Begrippenlijst
Ademhalingsinsufficiëntie: ernstig tekortschieten of stoppen van de ademhaling
Artrose: gewrichtsslijtage
Aspiratiepneumonie: longontsteking door het verslikken in voedsel
B-formulier: doodsoorzakenverklaring, afgegeven door een arts op een formulier dat door
de WHO is vastgesteld om de causale keten van ziekten of aandoeningen die aan het overlijden ten grondslag ligt (deel 1) en ziekten of aandoeningen die aan het overlijden hebben bijgedragen (deel 2) te rapporteren (WHO, 2016). Dit formulier wordt opgestuurd naar het CBS en daar verwerkt ten behoeve van de Doodsoorzakenstatistiek. Ter onderscheid van het A-formulier dat in Nederland wordt gebruikt voor de administratieve registratie van sterfgevallen door gemeenten. Op het A-formulier wordt aangegeven dat iemand is overleden. Het bevat geen doodsoorzaken of andere medische gegevens. Zie.

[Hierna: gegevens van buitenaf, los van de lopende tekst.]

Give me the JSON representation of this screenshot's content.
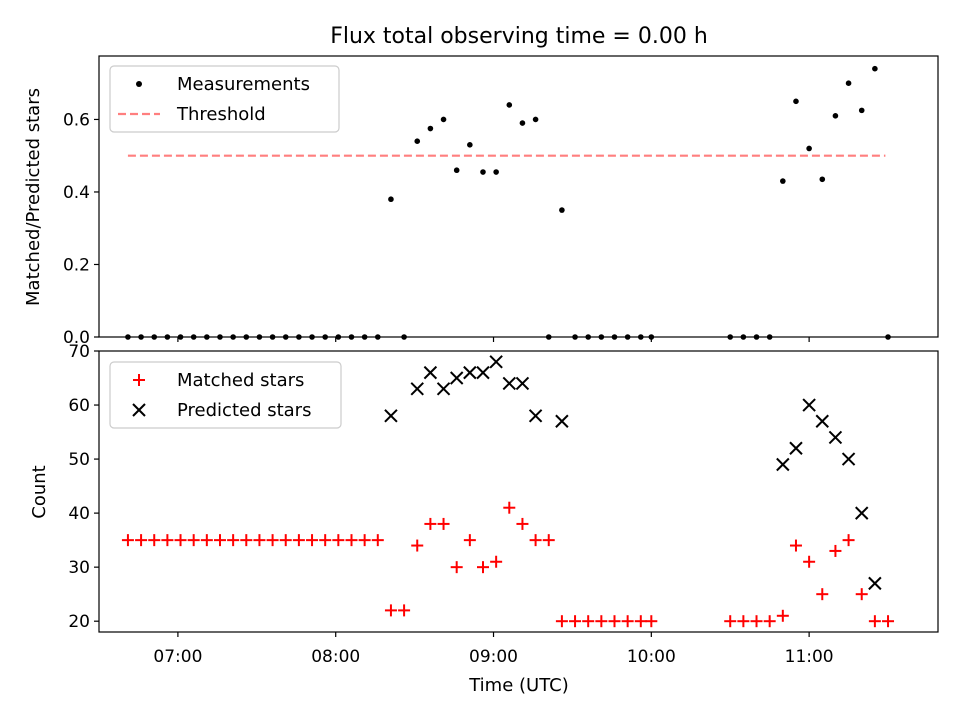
{
  "title": "Flux total observing time = 0.00 h",
  "chart_data": [
    {
      "type": "scatter",
      "ylabel": "Matched/Predicted stars",
      "xlabel": "",
      "ylim": [
        0,
        0.775
      ],
      "y_ticks": [
        0.0,
        0.2,
        0.4,
        0.6
      ],
      "y_tick_labels": [
        "0.0",
        "0.2",
        "0.4",
        "0.6"
      ],
      "legend": {
        "position": "top-left",
        "entries": [
          "Measurements",
          "Threshold"
        ]
      },
      "threshold": {
        "name": "Threshold",
        "value": 0.5,
        "x_start": "06:41",
        "x_end": "11:29",
        "color": "#ff7f7f"
      },
      "series": [
        {
          "name": "Measurements",
          "color": "#000000",
          "marker": "dot",
          "points": [
            [
              "06:41",
              0
            ],
            [
              "06:46",
              0
            ],
            [
              "06:51",
              0
            ],
            [
              "06:56",
              0
            ],
            [
              "07:01",
              0
            ],
            [
              "07:06",
              0
            ],
            [
              "07:11",
              0
            ],
            [
              "07:16",
              0
            ],
            [
              "07:21",
              0
            ],
            [
              "07:26",
              0
            ],
            [
              "07:31",
              0
            ],
            [
              "07:36",
              0
            ],
            [
              "07:41",
              0
            ],
            [
              "07:46",
              0
            ],
            [
              "07:51",
              0
            ],
            [
              "07:56",
              0
            ],
            [
              "08:01",
              0
            ],
            [
              "08:06",
              0
            ],
            [
              "08:11",
              0
            ],
            [
              "08:16",
              0
            ],
            [
              "08:21",
              0.38
            ],
            [
              "08:26",
              0
            ],
            [
              "08:31",
              0.54
            ],
            [
              "08:36",
              0.575
            ],
            [
              "08:41",
              0.6
            ],
            [
              "08:46",
              0.46
            ],
            [
              "08:51",
              0.53
            ],
            [
              "08:56",
              0.455
            ],
            [
              "09:01",
              0.455
            ],
            [
              "09:06",
              0.64
            ],
            [
              "09:11",
              0.59
            ],
            [
              "09:16",
              0.6
            ],
            [
              "09:21",
              0
            ],
            [
              "09:26",
              0.35
            ],
            [
              "09:31",
              0
            ],
            [
              "09:36",
              0
            ],
            [
              "09:41",
              0
            ],
            [
              "09:46",
              0
            ],
            [
              "09:51",
              0
            ],
            [
              "09:56",
              0
            ],
            [
              "10:00",
              0
            ],
            [
              "10:30",
              0
            ],
            [
              "10:35",
              0
            ],
            [
              "10:40",
              0
            ],
            [
              "10:45",
              0
            ],
            [
              "10:50",
              0.43
            ],
            [
              "10:55",
              0.65
            ],
            [
              "11:00",
              0.52
            ],
            [
              "11:05",
              0.435
            ],
            [
              "11:10",
              0.61
            ],
            [
              "11:15",
              0.7
            ],
            [
              "11:20",
              0.625
            ],
            [
              "11:25",
              0.74
            ],
            [
              "11:30",
              0
            ]
          ]
        }
      ]
    },
    {
      "type": "scatter",
      "ylabel": "Count",
      "xlabel": "Time (UTC)",
      "ylim": [
        18,
        70
      ],
      "y_ticks": [
        20,
        30,
        40,
        50,
        60,
        70
      ],
      "y_tick_labels": [
        "20",
        "30",
        "40",
        "50",
        "60",
        "70"
      ],
      "x_ticks": [
        "07:00",
        "08:00",
        "09:00",
        "10:00",
        "11:00"
      ],
      "xlim": [
        "06:30",
        "11:49"
      ],
      "legend": {
        "position": "top-left",
        "entries": [
          "Matched stars",
          "Predicted stars"
        ]
      },
      "series": [
        {
          "name": "Matched stars",
          "color": "#ff0000",
          "marker": "plus",
          "points": [
            [
              "06:41",
              35
            ],
            [
              "06:46",
              35
            ],
            [
              "06:51",
              35
            ],
            [
              "06:56",
              35
            ],
            [
              "07:01",
              35
            ],
            [
              "07:06",
              35
            ],
            [
              "07:11",
              35
            ],
            [
              "07:16",
              35
            ],
            [
              "07:21",
              35
            ],
            [
              "07:26",
              35
            ],
            [
              "07:31",
              35
            ],
            [
              "07:36",
              35
            ],
            [
              "07:41",
              35
            ],
            [
              "07:46",
              35
            ],
            [
              "07:51",
              35
            ],
            [
              "07:56",
              35
            ],
            [
              "08:01",
              35
            ],
            [
              "08:06",
              35
            ],
            [
              "08:11",
              35
            ],
            [
              "08:16",
              35
            ],
            [
              "08:21",
              22
            ],
            [
              "08:26",
              22
            ],
            [
              "08:31",
              34
            ],
            [
              "08:36",
              38
            ],
            [
              "08:41",
              38
            ],
            [
              "08:46",
              30
            ],
            [
              "08:51",
              35
            ],
            [
              "08:56",
              30
            ],
            [
              "09:01",
              31
            ],
            [
              "09:06",
              41
            ],
            [
              "09:11",
              38
            ],
            [
              "09:16",
              35
            ],
            [
              "09:21",
              35
            ],
            [
              "09:26",
              20
            ],
            [
              "09:31",
              20
            ],
            [
              "09:36",
              20
            ],
            [
              "09:41",
              20
            ],
            [
              "09:46",
              20
            ],
            [
              "09:51",
              20
            ],
            [
              "09:56",
              20
            ],
            [
              "10:00",
              20
            ],
            [
              "10:30",
              20
            ],
            [
              "10:35",
              20
            ],
            [
              "10:40",
              20
            ],
            [
              "10:45",
              20
            ],
            [
              "10:50",
              21
            ],
            [
              "10:55",
              34
            ],
            [
              "11:00",
              31
            ],
            [
              "11:05",
              25
            ],
            [
              "11:10",
              33
            ],
            [
              "11:15",
              35
            ],
            [
              "11:20",
              25
            ],
            [
              "11:25",
              20
            ],
            [
              "11:30",
              20
            ]
          ]
        },
        {
          "name": "Predicted stars",
          "color": "#000000",
          "marker": "x",
          "points": [
            [
              "08:21",
              58
            ],
            [
              "08:31",
              63
            ],
            [
              "08:36",
              66
            ],
            [
              "08:41",
              63
            ],
            [
              "08:46",
              65
            ],
            [
              "08:51",
              66
            ],
            [
              "08:56",
              66
            ],
            [
              "09:01",
              68
            ],
            [
              "09:06",
              64
            ],
            [
              "09:11",
              64
            ],
            [
              "09:16",
              58
            ],
            [
              "09:26",
              57
            ],
            [
              "10:50",
              49
            ],
            [
              "10:55",
              52
            ],
            [
              "11:00",
              60
            ],
            [
              "11:05",
              57
            ],
            [
              "11:10",
              54
            ],
            [
              "11:15",
              50
            ],
            [
              "11:20",
              40
            ],
            [
              "11:25",
              27
            ]
          ]
        }
      ]
    }
  ]
}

Cachexie: ernstige vermagering of uittering door ernstige ziekten (bijvoorbeeld kanker) of langdurig onvoldoende voedselopname (bijvoorbeeld bij dementie).
Clustering: het samen voorkomen van doodsoorzaken bij dezelfde persoon, vaker dan op basis van toeval kan worden verwacht.
Codering: het toekennen van een ICD-10 code, bestaande uit een letter en twee tot vijf cijfers, aan een ziekte of aandoening ten behoeve van statistische bewerking en verslaglegging.
Co-morbiditeit: het samen voorkomen van twee of meer ziekten bij dezelfde persoon waarbij de ene ziekte de oorzaak is van de andere, bijvoorbeeld: suikerziekte en chronisch nierfalen.
COPD: Chronisch Obstructief Longlijden gepaard gaande met benauwdheid en hoesten.
CVA: Cerebrovasculair accident (beroerte, hersenbloeding of herseninfarct)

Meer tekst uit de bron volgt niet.